◎「しづみ(沈み)」(動詞)

「しひつつふみ(廃ひつつ踏み)」。「しひ(廃ひ)」は機能が不全化すること(その項)。「つつ」は同動・連動を表現する(その項)。「ふみ(踏み)」は実践すること、経験経過すること(その項)。すなわち、「しひつつふみ(廃ひつつ踏み)→しづみ」は「しひ(廃ひ)」の、機能不全の、連動経過を実践することであり、物的、社会的な環境影響により機能が不全になる(十分な機能がはたせなくなる)ことが持続連動する経験状態になる。

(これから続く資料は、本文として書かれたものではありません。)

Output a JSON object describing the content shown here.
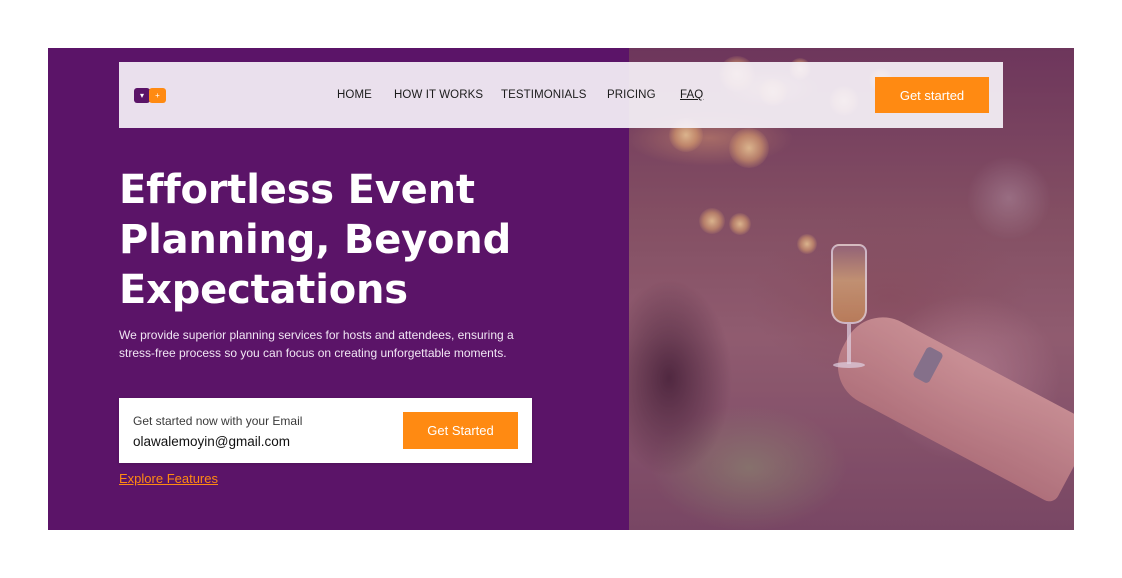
{
  "brand": {
    "logo_glyph_left": "▾",
    "logo_glyph_right": "+",
    "primary_color": "#5b1468",
    "accent_color": "#ff8a12"
  },
  "nav": {
    "items": [
      "HOME",
      "HOW IT WORKS",
      "TESTIMONIALS",
      "PRICING",
      "FAQ"
    ],
    "cta_label": "Get started"
  },
  "hero": {
    "title": "Effortless Event Planning, Beyond Expectations",
    "subtitle": "We provide superior planning services for hosts and attendees, ensuring a stress-free process so you can focus on creating unforgettable moments."
  },
  "email_form": {
    "label": "Get started now with your Email",
    "value": "olawalemoyin@gmail.com",
    "submit_label": "Get Started"
  },
  "explore_link": "Explore Features",
  "photo": {
    "icon": "event-celebration-photo"
  }
}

物的環境影響とは、たとえば「水にしづむ」の場合、水という環境に入り機能不全になる。その場合、水中で自由落下することも「水にしづむ」ですが、落下せず、水中で静止していてもそれは水に沈んでいる。社会的な環境影響とは、たとえば社会的に零落する。「元の品高く生(む)まれながら、身は沈み、位みじかくて(低く) 人げなき(一人前の人と評価されない)」(『源氏物語』:この「しづみ」は、不遇で、おちぶれ、のような意)。思いが機能不全になり活性がなくなったり減少したりすれば「思ひにしづむ」。「古(ふ)りにし嫗(おみな)にしてやかくばかり恋に沈まむ手童(てわらは)のごと」(万129)。太陽が西の地平線下へ見えなくなっていけば「日がしづむ」。

「難波潟(なにはがた)潮干(しほひ)なありそね沈みにし妹が光儀(すがた)を見まく苦しも」(万229:海に身をなげた女性がいた)。

 

◎「しづめ(沈め)」(動詞)

「しづみ(沈み)」の他動表現。沈んだ状態にすること。「池に石をしづめ」。「苦海に身をしづめ」。